BACKGROUND
Acute marijuana intoxication can impair motor skills and cognitive functions (e.g., attention, information processing). However, existing tools (e.g., blood, urine, saliva tests) do not accurately reflect ‘real-time’ acute marijuana intoxication.
OBJECTIVE
Considering the absence of screening tools to detect acute marijuana intoxication and impairment-related harms, our objective is to examine whether integration of smartphone-based sensors with a wearable activity tracker (Fitbit), as more accessible devices using passive sensing, can enhance detection of episodes of acute marijuana intoxication in real-world settings. No prior work has determined the potential of utilizing data from both phone sensors and a wearable device to improve the accuracy of algorithms in detecting acute marijuana intoxication in real-life scenarios (‘outside of lab settings’), nor focused on developing explainable AI (XAI) to provide insights into the algorithmic decision-making process, specifically in detecting episodes of moderate-intensive marijuana intoxication, leveraging passive sensing technologies captured in real-world contexts.
METHODS
To address these aims, we collected daily data using the Experience Sampling Method (ESM) for up to 30 days from 33 young adults using personal smartphone sensors and a Fitbit, and self-reported marijuana use. Participants provided subjective ratings of marijuana intoxication within 15 min of starting to use marijuana and during semi-random prompts 3 times per day: “low-intoxication” (rating = 1–3) vs “moderate-intensive intoxication” (rating = 4–10) vs. “not-intoxicated” (rating = 0).
RESULTS
Using the EXtreme Gradient Boosting Machine classifier (XGBoost) to model this data, our results indicated that the best model (MobiFit-model), which combined data from off-the-shelf mobile phone and wearable technologies, achieved accuracy of 99% (AUC=0.99, F1-score =0.85) in detecting acute marijuana intoxication (i.e., subjective sense of intoxication) in the natural environment.
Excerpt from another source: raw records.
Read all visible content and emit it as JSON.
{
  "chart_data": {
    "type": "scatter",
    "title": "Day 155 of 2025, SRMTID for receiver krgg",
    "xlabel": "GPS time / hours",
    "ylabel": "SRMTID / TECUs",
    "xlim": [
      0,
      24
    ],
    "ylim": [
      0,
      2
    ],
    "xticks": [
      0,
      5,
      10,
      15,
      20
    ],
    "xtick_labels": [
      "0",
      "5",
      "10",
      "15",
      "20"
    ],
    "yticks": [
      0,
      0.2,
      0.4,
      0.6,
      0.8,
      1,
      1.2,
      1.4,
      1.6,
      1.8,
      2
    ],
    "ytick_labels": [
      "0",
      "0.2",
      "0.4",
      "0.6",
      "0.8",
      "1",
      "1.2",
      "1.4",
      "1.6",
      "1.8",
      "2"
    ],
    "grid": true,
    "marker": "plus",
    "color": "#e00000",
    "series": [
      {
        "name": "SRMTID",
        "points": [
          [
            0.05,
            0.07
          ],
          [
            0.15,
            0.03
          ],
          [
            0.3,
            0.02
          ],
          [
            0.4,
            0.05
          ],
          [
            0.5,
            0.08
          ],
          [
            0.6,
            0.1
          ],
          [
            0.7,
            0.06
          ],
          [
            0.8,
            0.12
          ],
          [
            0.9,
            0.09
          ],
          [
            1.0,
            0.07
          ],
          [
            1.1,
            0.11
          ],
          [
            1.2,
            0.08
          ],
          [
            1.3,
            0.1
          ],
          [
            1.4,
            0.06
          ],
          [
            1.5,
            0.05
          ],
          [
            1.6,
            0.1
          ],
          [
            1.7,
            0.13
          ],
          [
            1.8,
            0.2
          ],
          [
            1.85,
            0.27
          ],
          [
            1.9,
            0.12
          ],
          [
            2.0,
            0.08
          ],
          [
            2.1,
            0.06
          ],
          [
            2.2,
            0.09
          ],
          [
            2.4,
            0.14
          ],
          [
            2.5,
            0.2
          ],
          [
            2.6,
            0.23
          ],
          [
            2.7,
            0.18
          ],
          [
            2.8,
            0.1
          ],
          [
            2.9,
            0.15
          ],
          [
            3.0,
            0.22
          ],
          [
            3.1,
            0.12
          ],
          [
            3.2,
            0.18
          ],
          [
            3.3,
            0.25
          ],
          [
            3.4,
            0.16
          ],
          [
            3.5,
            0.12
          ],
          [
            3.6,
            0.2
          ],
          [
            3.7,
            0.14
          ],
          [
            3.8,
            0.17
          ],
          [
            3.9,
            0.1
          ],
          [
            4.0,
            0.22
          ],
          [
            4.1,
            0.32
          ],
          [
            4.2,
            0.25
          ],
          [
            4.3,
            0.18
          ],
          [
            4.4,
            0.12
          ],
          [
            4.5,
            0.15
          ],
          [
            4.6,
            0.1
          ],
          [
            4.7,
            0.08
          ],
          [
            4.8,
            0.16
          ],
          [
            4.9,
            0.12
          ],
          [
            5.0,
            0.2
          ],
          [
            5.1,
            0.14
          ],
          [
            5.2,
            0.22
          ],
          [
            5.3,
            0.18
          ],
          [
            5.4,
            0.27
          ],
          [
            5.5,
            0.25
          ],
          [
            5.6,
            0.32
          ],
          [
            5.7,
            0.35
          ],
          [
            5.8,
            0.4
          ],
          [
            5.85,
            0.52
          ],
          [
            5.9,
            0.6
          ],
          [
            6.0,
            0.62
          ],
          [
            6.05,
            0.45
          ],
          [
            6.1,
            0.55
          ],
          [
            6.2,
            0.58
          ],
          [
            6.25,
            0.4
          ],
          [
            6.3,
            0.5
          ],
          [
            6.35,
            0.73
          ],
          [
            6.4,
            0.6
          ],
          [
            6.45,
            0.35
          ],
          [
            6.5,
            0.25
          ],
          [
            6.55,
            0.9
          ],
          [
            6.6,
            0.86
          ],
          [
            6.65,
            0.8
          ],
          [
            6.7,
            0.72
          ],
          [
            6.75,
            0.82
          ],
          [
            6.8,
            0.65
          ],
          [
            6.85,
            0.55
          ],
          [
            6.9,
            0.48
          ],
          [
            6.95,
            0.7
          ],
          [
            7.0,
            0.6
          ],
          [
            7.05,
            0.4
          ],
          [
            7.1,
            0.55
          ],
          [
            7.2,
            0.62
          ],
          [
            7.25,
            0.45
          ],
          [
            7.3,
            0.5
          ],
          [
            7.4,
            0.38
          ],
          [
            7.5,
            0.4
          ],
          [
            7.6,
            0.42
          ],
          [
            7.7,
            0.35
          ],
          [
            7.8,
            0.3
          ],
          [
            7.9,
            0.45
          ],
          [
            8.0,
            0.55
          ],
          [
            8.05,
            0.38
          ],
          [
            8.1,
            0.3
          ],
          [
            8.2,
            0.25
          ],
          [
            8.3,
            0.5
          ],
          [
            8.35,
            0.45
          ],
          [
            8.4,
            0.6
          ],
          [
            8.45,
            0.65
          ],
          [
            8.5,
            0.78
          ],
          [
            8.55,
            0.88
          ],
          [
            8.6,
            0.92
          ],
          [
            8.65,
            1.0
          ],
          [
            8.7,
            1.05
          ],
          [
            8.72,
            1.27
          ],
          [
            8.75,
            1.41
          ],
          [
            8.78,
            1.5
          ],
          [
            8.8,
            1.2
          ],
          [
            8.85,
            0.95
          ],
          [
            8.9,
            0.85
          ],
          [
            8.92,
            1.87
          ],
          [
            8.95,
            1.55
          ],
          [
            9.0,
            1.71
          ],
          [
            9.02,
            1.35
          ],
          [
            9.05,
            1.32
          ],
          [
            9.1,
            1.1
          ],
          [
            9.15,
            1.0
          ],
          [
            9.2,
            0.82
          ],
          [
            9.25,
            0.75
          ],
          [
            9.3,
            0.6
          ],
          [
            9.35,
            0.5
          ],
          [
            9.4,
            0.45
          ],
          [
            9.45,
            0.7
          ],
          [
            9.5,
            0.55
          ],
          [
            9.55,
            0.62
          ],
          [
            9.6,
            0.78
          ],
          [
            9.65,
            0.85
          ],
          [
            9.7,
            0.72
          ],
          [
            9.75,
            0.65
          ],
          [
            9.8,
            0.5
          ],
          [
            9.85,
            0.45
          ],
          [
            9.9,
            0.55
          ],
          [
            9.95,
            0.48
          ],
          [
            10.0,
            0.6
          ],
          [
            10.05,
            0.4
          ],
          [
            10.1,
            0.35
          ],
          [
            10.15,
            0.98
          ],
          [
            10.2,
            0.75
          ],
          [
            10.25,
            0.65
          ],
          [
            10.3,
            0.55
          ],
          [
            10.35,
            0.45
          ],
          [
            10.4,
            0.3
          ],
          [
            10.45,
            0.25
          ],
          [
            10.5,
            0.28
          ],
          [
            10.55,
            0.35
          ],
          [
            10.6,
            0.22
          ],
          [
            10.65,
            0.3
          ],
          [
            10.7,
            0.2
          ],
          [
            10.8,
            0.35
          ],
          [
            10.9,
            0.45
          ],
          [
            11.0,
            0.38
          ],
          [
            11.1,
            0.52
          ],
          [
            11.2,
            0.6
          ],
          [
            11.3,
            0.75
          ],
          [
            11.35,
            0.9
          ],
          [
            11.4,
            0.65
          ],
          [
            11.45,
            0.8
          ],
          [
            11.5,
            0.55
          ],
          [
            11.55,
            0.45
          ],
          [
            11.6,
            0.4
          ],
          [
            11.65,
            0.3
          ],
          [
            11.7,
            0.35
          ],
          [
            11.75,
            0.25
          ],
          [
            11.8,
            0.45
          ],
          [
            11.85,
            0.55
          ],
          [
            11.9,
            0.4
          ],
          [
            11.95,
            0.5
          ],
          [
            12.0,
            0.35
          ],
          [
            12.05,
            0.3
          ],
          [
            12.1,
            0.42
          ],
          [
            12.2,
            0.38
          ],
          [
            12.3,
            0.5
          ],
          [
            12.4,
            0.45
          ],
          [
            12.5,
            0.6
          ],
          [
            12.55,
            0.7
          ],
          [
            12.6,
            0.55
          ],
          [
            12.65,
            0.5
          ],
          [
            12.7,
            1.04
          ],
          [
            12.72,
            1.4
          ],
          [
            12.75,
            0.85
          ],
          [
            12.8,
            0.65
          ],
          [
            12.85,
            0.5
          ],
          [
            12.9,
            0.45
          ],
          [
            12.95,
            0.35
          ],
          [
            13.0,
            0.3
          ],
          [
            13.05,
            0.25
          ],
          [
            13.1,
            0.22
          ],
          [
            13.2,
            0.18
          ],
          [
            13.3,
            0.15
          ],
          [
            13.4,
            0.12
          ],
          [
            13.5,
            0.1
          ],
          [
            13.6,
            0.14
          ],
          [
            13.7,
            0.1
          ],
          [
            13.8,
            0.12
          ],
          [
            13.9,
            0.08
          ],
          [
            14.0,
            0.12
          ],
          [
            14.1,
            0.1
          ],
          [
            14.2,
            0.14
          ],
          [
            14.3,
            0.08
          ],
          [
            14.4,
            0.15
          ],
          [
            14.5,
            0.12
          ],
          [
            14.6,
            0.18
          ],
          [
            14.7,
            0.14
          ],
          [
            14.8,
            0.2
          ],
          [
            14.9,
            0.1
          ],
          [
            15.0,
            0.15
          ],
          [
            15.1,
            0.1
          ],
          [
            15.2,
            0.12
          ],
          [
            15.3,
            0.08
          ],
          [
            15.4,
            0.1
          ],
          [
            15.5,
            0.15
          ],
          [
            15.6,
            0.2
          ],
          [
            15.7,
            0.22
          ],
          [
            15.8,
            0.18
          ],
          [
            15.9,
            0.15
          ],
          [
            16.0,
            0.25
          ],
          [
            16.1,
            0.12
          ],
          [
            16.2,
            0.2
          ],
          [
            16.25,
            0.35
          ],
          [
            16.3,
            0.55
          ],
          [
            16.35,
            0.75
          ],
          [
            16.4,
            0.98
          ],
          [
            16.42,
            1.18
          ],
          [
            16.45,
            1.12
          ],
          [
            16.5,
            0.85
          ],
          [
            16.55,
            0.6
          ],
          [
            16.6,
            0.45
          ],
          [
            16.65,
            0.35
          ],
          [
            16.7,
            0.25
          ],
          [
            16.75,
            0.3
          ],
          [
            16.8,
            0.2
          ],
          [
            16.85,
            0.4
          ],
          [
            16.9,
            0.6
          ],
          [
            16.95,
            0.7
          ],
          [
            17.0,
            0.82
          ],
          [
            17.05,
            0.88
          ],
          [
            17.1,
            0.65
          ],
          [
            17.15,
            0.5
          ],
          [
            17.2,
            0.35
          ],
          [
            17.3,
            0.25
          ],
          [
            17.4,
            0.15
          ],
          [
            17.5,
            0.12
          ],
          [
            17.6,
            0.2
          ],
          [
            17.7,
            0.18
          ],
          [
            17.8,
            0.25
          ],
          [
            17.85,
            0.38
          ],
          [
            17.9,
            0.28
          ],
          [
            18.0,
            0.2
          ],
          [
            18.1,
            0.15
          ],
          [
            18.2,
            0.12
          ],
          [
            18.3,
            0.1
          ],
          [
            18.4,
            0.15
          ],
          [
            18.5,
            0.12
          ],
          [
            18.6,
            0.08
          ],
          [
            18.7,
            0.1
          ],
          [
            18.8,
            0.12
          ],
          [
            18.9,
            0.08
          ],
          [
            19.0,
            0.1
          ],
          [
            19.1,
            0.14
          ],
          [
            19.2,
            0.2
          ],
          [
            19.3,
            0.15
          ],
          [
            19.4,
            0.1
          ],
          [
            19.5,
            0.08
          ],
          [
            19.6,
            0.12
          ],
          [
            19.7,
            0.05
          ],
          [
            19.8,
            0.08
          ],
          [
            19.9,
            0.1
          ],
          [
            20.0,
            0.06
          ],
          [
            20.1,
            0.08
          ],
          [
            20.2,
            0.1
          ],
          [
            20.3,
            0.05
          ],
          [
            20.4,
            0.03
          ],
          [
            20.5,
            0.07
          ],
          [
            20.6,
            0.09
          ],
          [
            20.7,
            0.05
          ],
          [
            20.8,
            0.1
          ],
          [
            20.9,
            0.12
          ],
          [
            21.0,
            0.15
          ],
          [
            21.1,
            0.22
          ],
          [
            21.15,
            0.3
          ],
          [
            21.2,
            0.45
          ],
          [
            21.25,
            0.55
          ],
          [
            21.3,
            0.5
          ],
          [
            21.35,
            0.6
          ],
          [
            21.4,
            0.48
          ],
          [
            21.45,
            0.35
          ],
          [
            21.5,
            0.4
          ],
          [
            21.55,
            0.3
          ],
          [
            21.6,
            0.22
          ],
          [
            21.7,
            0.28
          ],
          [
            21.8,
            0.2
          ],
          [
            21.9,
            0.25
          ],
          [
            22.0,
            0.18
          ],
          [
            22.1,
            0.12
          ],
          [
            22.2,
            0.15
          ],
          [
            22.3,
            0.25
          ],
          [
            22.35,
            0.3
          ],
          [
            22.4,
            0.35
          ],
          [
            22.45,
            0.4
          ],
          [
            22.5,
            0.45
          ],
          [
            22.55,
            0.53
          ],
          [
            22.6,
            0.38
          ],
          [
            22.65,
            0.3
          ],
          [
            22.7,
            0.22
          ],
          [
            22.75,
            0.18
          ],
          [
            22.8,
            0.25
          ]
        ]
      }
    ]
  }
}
F1-score, which balances sensitivity and specificity, showed a significant improvement of 13% and 11% for the combined model (MobiFit) compared to using Mobile and Fitbit individually, respectively. Explainable AI (XAI) presented algorithmic decisions which revealed that self-reported moderate-intensive marijuana intoxication was associated with smartphone sensors and Fitbit features, specifically: elevated minimum heart rate, increased micro-movements, but reduced macro-movement (i.e., a smaller radius of gyration via GPS), and increased noise energy level around the participants.
CONCLUSIONS
This study demonstrates the promise that mobile phone sensors and off-the-shelf wearable devices hold for automated and continuous detection of acute marijuana intoxication in daily life. Advanced algorithmic decision-making processes could provide insight into behavioral, physiological and environmental features’ contributions that may be most useful, for example, in triggering the delivery of just-in-time interventions to prevent marijuana-related harm; however, in order to make the algorithm applicable in real-world settings, the usefulness and effectiveness of such algorithms-driven decisions need to undergo robust evaluation in collaboration with clinical experts.